Bu hastalık gerçekten pek çok şey düşündürüyor. Unuttuğumuz anda neyiz? Aslında anılarımızla, yaşadıklarımız ve aklımızda tuttuklarımızla kendimizi belirliyoruz. Bunları elimizden aldığınız anda bir hiçiz. Çok acıklı bir şey; çünkü ne yaşıyorsak, acısıyla tatlısıyla, bizde yer ettikleriyle değerlerimizi oluşturuyoruz. Hayatımız da buna göre şekil alıyor. Bunları unuttuğumuz anda da, hayatımız gidiyor elimizden.
- Ferda’nın bir yandan Alzheimer’ı da kontrol altına almaya çalıştığını görüyoruz. Bu kontrolcülüğü nereye koyuyorsunuz?
Aslında bu kontrolcülük hali hep güvende olma isteğinden kaynaklanıyor. Hepimiz, kadın-erkek diye ayırmayalım, güvende olmayı istiyoruz. O kontrollerin sebebi de kendimiz ve etrafımız için o güven platformlarını hazırlamak. Ama tabii fazla kontrolcülük de insanı gitgide katılaştırıyor ve daha fazla kırılganlığa yol açıyor. Her şeyi bırakıp gevşek bir kıvamda olmak da bence çok zor ve başarı getirmez... Önemli olan ikisini güzel bir dengede buluşturabilmek.
“Annelik kontrolcü yapıyor”
- Siz kendinizi nerede görüyorsunuz?
Gençliğimde kontrolcüydüm. Anne olunca daha fazla kontrol etmek istiyorsunuz tabii. Fakat olgunlaşmaya başladıkça anlıyorsunuz ki, her şey öyle kontrolle olmuyor. Birazcık gevşetmek lazım. Bir yolu tamamlarken düşerek tamamlayanla hiç düşmeden tamamlayanın aldığı tat aynı değildir. Gerektiğinde bazı zorluklar yaşanacak ve kontrol edilemediğinde de edilememiş olacak diye düşünüyorum.
-Ferda’nın filmini yapmak hâlâ planlar arasında mı?

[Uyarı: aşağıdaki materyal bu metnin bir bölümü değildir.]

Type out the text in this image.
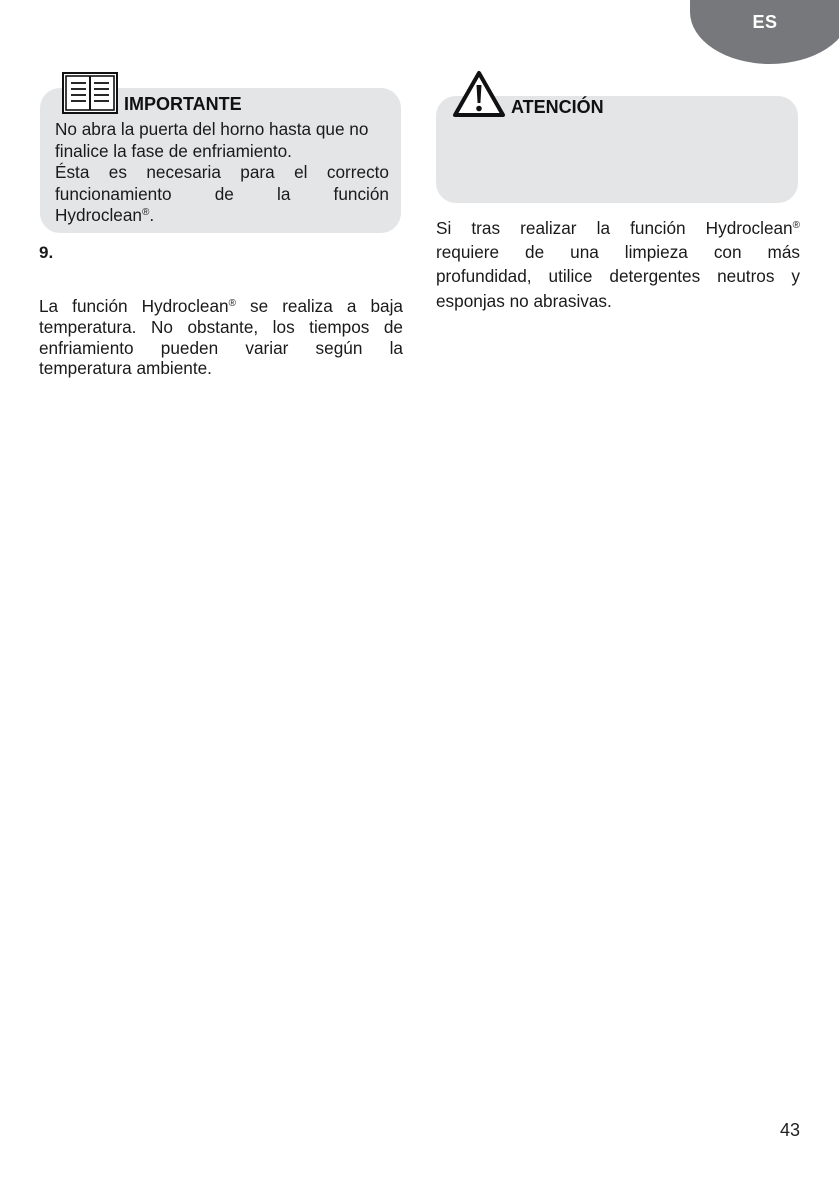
ES

No abra la puerta del horno hasta que no
finalice la fase de enfriamiento.
Ésta es necesaria para el correcto
funcionamiento de la función
Hydroclean®.

IMPORTANTE	ATENCIÓN
9.

La función Hydroclean® se realiza a baja
temperatura. No obstante, los tiempos de
enfriamiento pueden variar según la
temperatura ambiente.

Si tras realizar la función Hydroclean®
requiere de una limpieza con más
profundidad, utilice detergentes neutros y
esponjas no abrasivas.

43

Var tabii, sinemaya da çok yakışacak bir hikaye... Bir arkadaşım tiyatro oyununa da uyarlamak istiyor.
“Kitap için doktorlarla konuştum”
- Türkiye’de 600 bin Alzheimer hastası var, bu alanda çalışan dernekler var. Hiç onlarla temasınız oldu mu?
Tabii, Türkiye Alzheimer Derneği’yle birebir temasımız olmadı ama çalışmalarını takip ettim. Doktorlara gittim, bu konuyla ilgili görüştüm. Sonuçta bir hastalıktan bahsediyorsunuz, roman da olsa, belli bir birikim gerektiriyor. Laf arasında geçen bir şey bile olsa, onunla ilgili yazabilmek için ön çalışmaların hepsini yaptım. Ben bileyim de içim rahat olsun diye düşünenlerdenim, ondan sonra kim ne kadarını alırsa...
- Kitabı anneannenize atfetmişsiniz, nasıl bir ilişkiniz vardı?
Anneannemi geçen sene kaybettim, çok özel bir ilişkimiz vardı. Hayatımda en güvendiğim insanlardan biriydi. Üzerimde çok emeği var. İyi ki benim anneannem olmuş. O yüzden bu büyük heyecanımı ona atfetmek istedim. Yoksa herhangi bir hastalığı, Alzheimerla ilişkili bir durumu yoktu.